What did @falkefit actually say?
The claim is simple and specific: a 20% testosterone increase in one month, going from 750 to 900 ng/dL, achieved through four changes. Vitamin D at 3,000 IU daily, iron at 25 mg three times per week, heavy progressive overload lifting four days a week, and a minimum of eight hours of sleep every night. He calls it the "test maxing method" and frames it as something he "obsessively" tested on himself. One person. One data point. That context matters a lot before we go any further.
To his credit, he is specific about doses, frequencies, and his actual lab numbers, which is more than most testosterone influencers offer. Whether those specifics hold up to scrutiny is a different question entirely.
Does the science back this up?
Partially, and the devil is in the details. Sleep and resistance training have the strongest evidence. Vitamin D has modest support under specific conditions. Iron is the most questionable piece of the protocol.
On sleep: this is probably the most defensible claim in the video. Leproult and Van Cauter (2011, JAMA) showed that restricting healthy young men to five hours of sleep reduced daytime testosterone levels by 10 to 15 percent. Getting from poor sleep to eight hours of quality sleep can produce real hormonal recovery, though it is restoration, not enhancement above baseline.
On resistance training: the evidence is well-established. Kraemer and Ratamess (2005, Sports Medicine) confirmed that heavy compound lifting acutely raises testosterone, and consistent progressive overload over weeks supports favorable hormonal adaptation. No argument there.
On vitamin D: Pilz et al. (2011, Hormone and Metabolic Research) found that supplementing deficient men with vitamin D raised testosterone compared to placebo. The effect was meaningful in men who were actually deficient. In men who already have sufficient levels, the effect is minimal to nonexistent. His baseline was 750 ng/dL, which suggests his hormonal function was not dramatically impaired to begin with.
On iron: the data linking iron supplementation directly to testosterone increases in non-anemic men is thin. Iron deficiency can impair various physiological functions, but the leap from "iron deficiency disrupted my testosterone" to a supplementation protocol producing measurable T increases is not well supported in the literature.

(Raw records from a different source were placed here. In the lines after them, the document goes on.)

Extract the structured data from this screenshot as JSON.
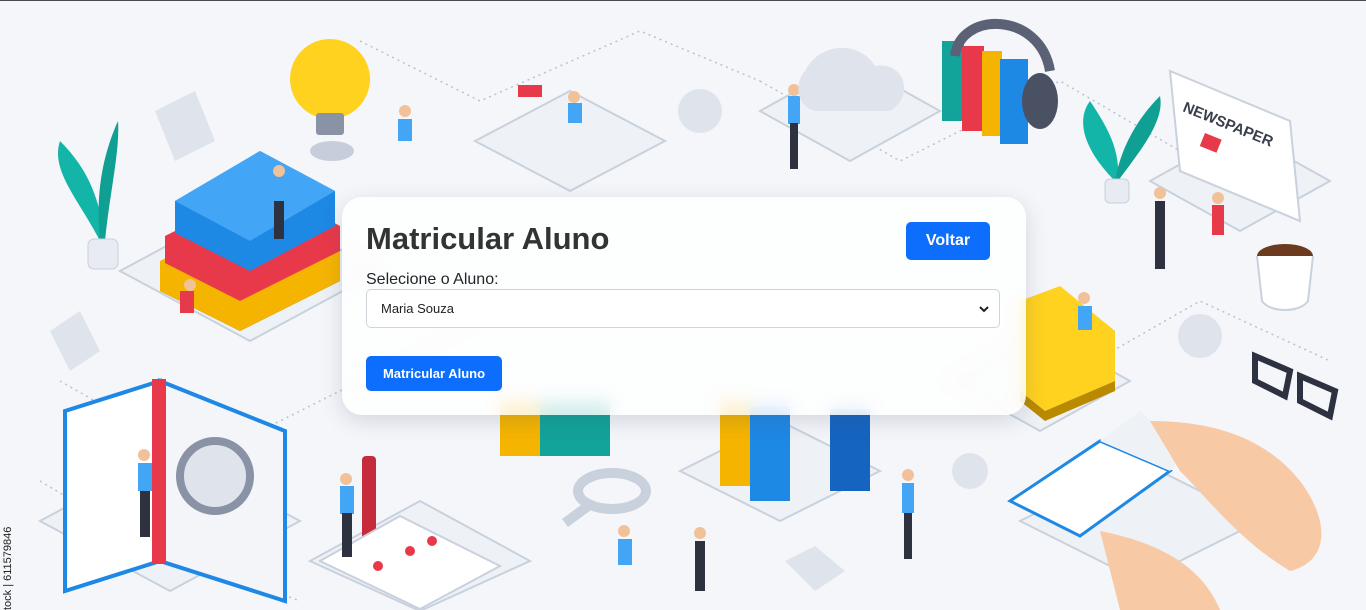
{
  "card": {
    "title": "Matricular Aluno",
    "back_label": "Voltar",
    "select_label": "Selecione o Aluno:",
    "selected_student": "Maria Souza",
    "enroll_label": "Matricular Aluno"
  },
  "background": {
    "newspaper_text": "NEWSPAPER",
    "watermark": "tock | 611579846"
  },
  "colors": {
    "primary": "#0d6efd",
    "title": "#333333"
  }
}
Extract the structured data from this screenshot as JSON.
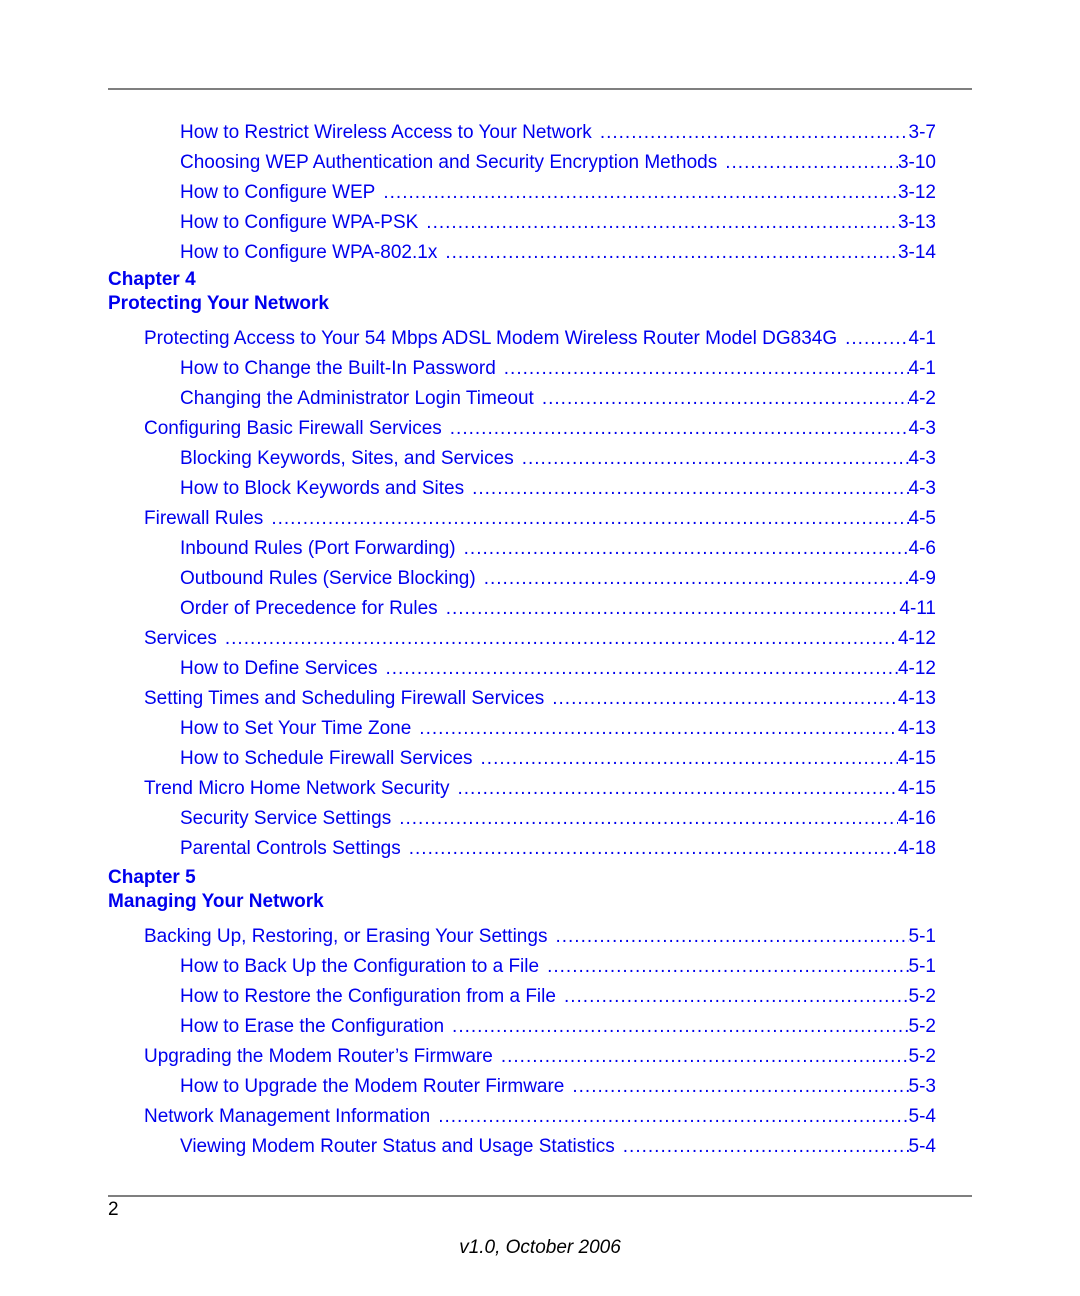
{
  "colors": {
    "link": "#0000ee",
    "rule": "#7f7f7f",
    "text": "#000000"
  },
  "toc_top": [
    {
      "level": 2,
      "title": "How to Restrict Wireless Access to Your Network",
      "page": "3-7"
    },
    {
      "level": 2,
      "title": "Choosing WEP Authentication and Security Encryption Methods",
      "page": "3-10"
    },
    {
      "level": 2,
      "title": "How to Configure WEP",
      "page": "3-12"
    },
    {
      "level": 2,
      "title": "How to Configure WPA-PSK",
      "page": "3-13"
    },
    {
      "level": 2,
      "title": "How to Configure WPA-802.1x",
      "page": "3-14"
    }
  ],
  "chapter4": {
    "number": "Chapter 4",
    "title": "Protecting Your Network",
    "entries": [
      {
        "level": 1,
        "title": "Protecting Access to Your 54 Mbps ADSL Modem Wireless Router Model DG834G",
        "page": "4-1"
      },
      {
        "level": 2,
        "title": "How to Change the Built-In Password",
        "page": "4-1"
      },
      {
        "level": 2,
        "title": "Changing the Administrator Login Timeout",
        "page": "4-2"
      },
      {
        "level": 1,
        "title": "Configuring Basic Firewall Services",
        "page": "4-3"
      },
      {
        "level": 2,
        "title": "Blocking Keywords, Sites, and Services",
        "page": "4-3"
      },
      {
        "level": 2,
        "title": "How to Block Keywords and Sites",
        "page": "4-3"
      },
      {
        "level": 1,
        "title": "Firewall Rules",
        "page": "4-5"
      },
      {
        "level": 2,
        "title": "Inbound Rules (Port Forwarding)",
        "page": "4-6"
      },
      {
        "level": 2,
        "title": "Outbound Rules (Service Blocking)",
        "page": "4-9"
      },
      {
        "level": 2,
        "title": "Order of Precedence for Rules",
        "page": "4-11"
      },
      {
        "level": 1,
        "title": "Services",
        "page": "4-12"
      },
      {
        "level": 2,
        "title": "How to Define Services",
        "page": "4-12"
      },
      {
        "level": 1,
        "title": "Setting Times and Scheduling Firewall Services",
        "page": "4-13"
      },
      {
        "level": 2,
        "title": "How to Set Your Time Zone",
        "page": "4-13"
      },
      {
        "level": 2,
        "title": "How to Schedule Firewall Services",
        "page": "4-15"
      },
      {
        "level": 1,
        "title": "Trend Micro Home Network Security",
        "page": "4-15"
      },
      {
        "level": 2,
        "title": "Security Service Settings",
        "page": "4-16"
      },
      {
        "level": 2,
        "title": "Parental Controls Settings",
        "page": "4-18"
      }
    ]
  },
  "chapter5": {
    "number": "Chapter 5",
    "title": "Managing Your Network",
    "entries": [
      {
        "level": 1,
        "title": "Backing Up, Restoring, or Erasing Your Settings",
        "page": "5-1"
      },
      {
        "level": 2,
        "title": "How to Back Up the Configuration to a File",
        "page": "5-1"
      },
      {
        "level": 2,
        "title": "How to Restore the Configuration from a File",
        "page": "5-2"
      },
      {
        "level": 2,
        "title": "How to Erase the Configuration",
        "page": "5-2"
      },
      {
        "level": 1,
        "title": "Upgrading the Modem Router’s Firmware",
        "page": "5-2"
      },
      {
        "level": 2,
        "title": "How to Upgrade the Modem Router Firmware",
        "page": "5-3"
      },
      {
        "level": 1,
        "title": "Network Management Information",
        "page": "5-4"
      },
      {
        "level": 2,
        "title": "Viewing Modem Router Status and Usage Statistics",
        "page": "5-4"
      }
    ]
  },
  "footer": {
    "page_number": "2",
    "version": "v1.0, October 2006"
  }
}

What did they get wrong (or right)?
The biggest problem is attribution. Going from 750 to 900 ng/dL is real, but testosterone fluctuates significantly within a single day, let alone across weeks. Harman et al. (2001, Journal of Clinical Endocrinology and Metabolism) documented natural intraday variation that can exceed 30 to 35 percent in healthy men. A 150-point swing could fall within normal biological variation without any intervention at all.
He also says "iron deficiency led to a disruption in my testosterone production," but never tells us his actual ferritin or serum iron levels. Without that baseline, the iron claim is unverifiable at best and misleading at worst. Recommending iron supplementation to a general audience without confirmed deficiency is not a good idea. Iron toxicity is a real clinical concern.
What he got right is the sleep recommendation. That is the most evidence-supported, lowest-risk, highest-impact lever for hormonal health that almost nobody talks about. Credit where it is due.
What should you actually know?
If your testosterone is already in a normal range, 750 ng/dL is solidly normal, the ceiling for lifestyle-based improvement is lower than you think. Most research on supplement-based T increases targets deficient or low-normal populations. The higher your baseline, the less room there is to move the needle.
More importantly, a single before-and-after measurement is not a controlled experiment. Time of day, hydration, recent activity, stress, and lab variability all affect results. Getting blood drawn twice, once before and once after a month of lifestyle changes, without controlling for any of those variables, tells you very little about what actually caused the change.
Iron supplementation without confirmed deficiency carries real risks, including gastrointestinal damage and, in excess, oxidative stress. Do not start iron supplements because a TikTok creator did. Get your ferritin tested first.
Vitamin D supplementation at 3,000 IU is generally considered safe for most adults and may help if you are deficient. But do not expect dramatic testosterone changes if your levels are already adequate.
The sleep advice is genuinely good. Prioritizing consistent, sufficient sleep is one of the few lifestyle interventions with strong evidence behind it and virtually no downside. If there is one thing to take from this video, it is that.
Bottom line
This video is a mix of real advice, plausible speculation, and n-of-1 storytelling that cannot distinguish cause from coincidence. The sleep and training recommendations are solid. The iron supplementation claim is poorly supported and potentially risky without lab confirmation. The 20% boost framing is compelling content, but the methodology behind it would not survive peer review.